The model first needs help answering questions like:

  • What are the important words?
  • Which words are repeated often?
  • Which combinations of words matter together?
  • Which terms are informative and which are just common filler?

NLP preprocessing helps answer these questions.


Step 1: Tokenization

Tokenization is the process of breaking text into smaller pieces called tokens.

Most often, tokens are words, but depending on the method they can also be subwords, characters, or phrases.

Example:

Raw text:

NLP helps machines read text.

Tokenized form:

["NLP", "helps", "machines", "read", "text"]

Why tokenization matters:

  • it creates the first structured view of text
  • it separates a sentence into units that can be counted or analyzed
  • many later steps depend on tokens being created correctly

A simple mental model:

  • raw sentence = one block
  • tokenization = break the block into smaller usable parts

Without tokenization, many text-processing methods cannot begin.

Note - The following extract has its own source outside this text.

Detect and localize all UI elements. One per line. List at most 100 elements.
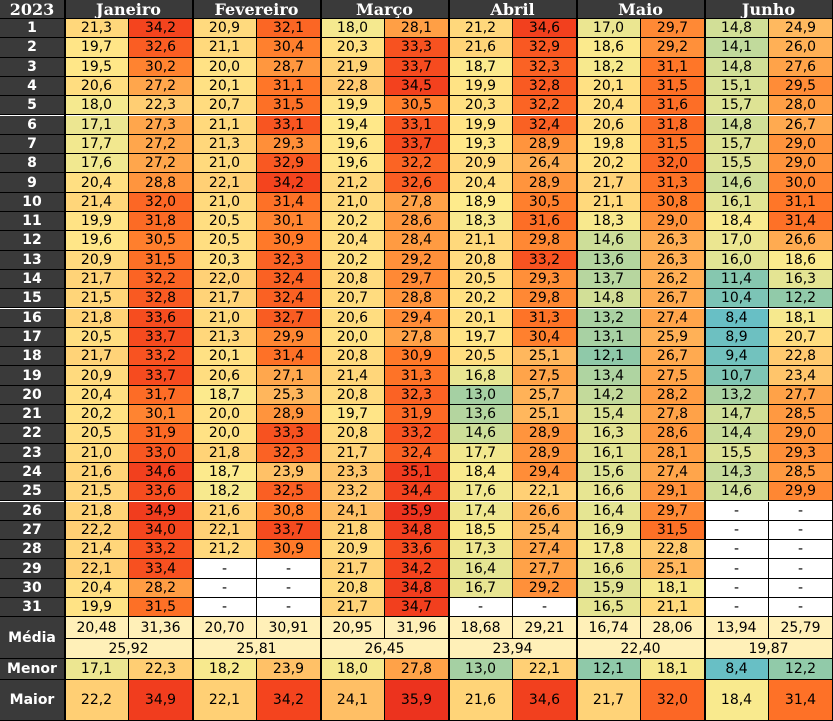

Step 2: Text cleaning and normalization

Raw text often contains noise.

Examples of noise include:

  • punctuation
  • mixed uppercase and lowercase
  • extra spaces
  • symbols
  • URLs
  • numbers that may not matter
  • repeated formatting characters

Text cleaning makes the input more consistent.

Common cleaning steps include:

  • converting text to lowercase
  • removing punctuation
  • removing extra whitespace
  • stripping special characters
  • optionally removing numbers

Example:

Raw text:

NLP is GREAT!!!

Cleaned text:

nlp is great

Why this matters:

If text is not normalized, a machine may treat these as different tokens:

  • NLP
  • nlp
  • Nlp

Even though they mean the same thing to a human.

Cleaning improves consistency before feature extraction begins.


Step 3: Stop word removal

Stop words are very common words that often carry less useful meaning for simple text-analysis tasks.

Examples include:

  • the
  • is
  • a
  • an
  • of
  • in
  • and

Example sentence:

This is a simple example of text processing

After removing common stop words, it may become:

simple example text processing

Why this helps:

  • reduces noise
  • keeps more meaningful words
  • makes features smaller and cleaner
  • can improve simpler models like bag of words or TF-IDF pipelines

Important note:

Stop word removal is not always required.

Sometimes common words matter depending on the task.

So this step should be used thoughtfully, not automatically.


Closing perspective

Before text can support prediction, it first has to become readable for machines.

Tokenization creates the basic units. Cleaning improves consistency. Stop word handling reduces unnecessary noise.

These are simple steps, but they shape everything that comes later.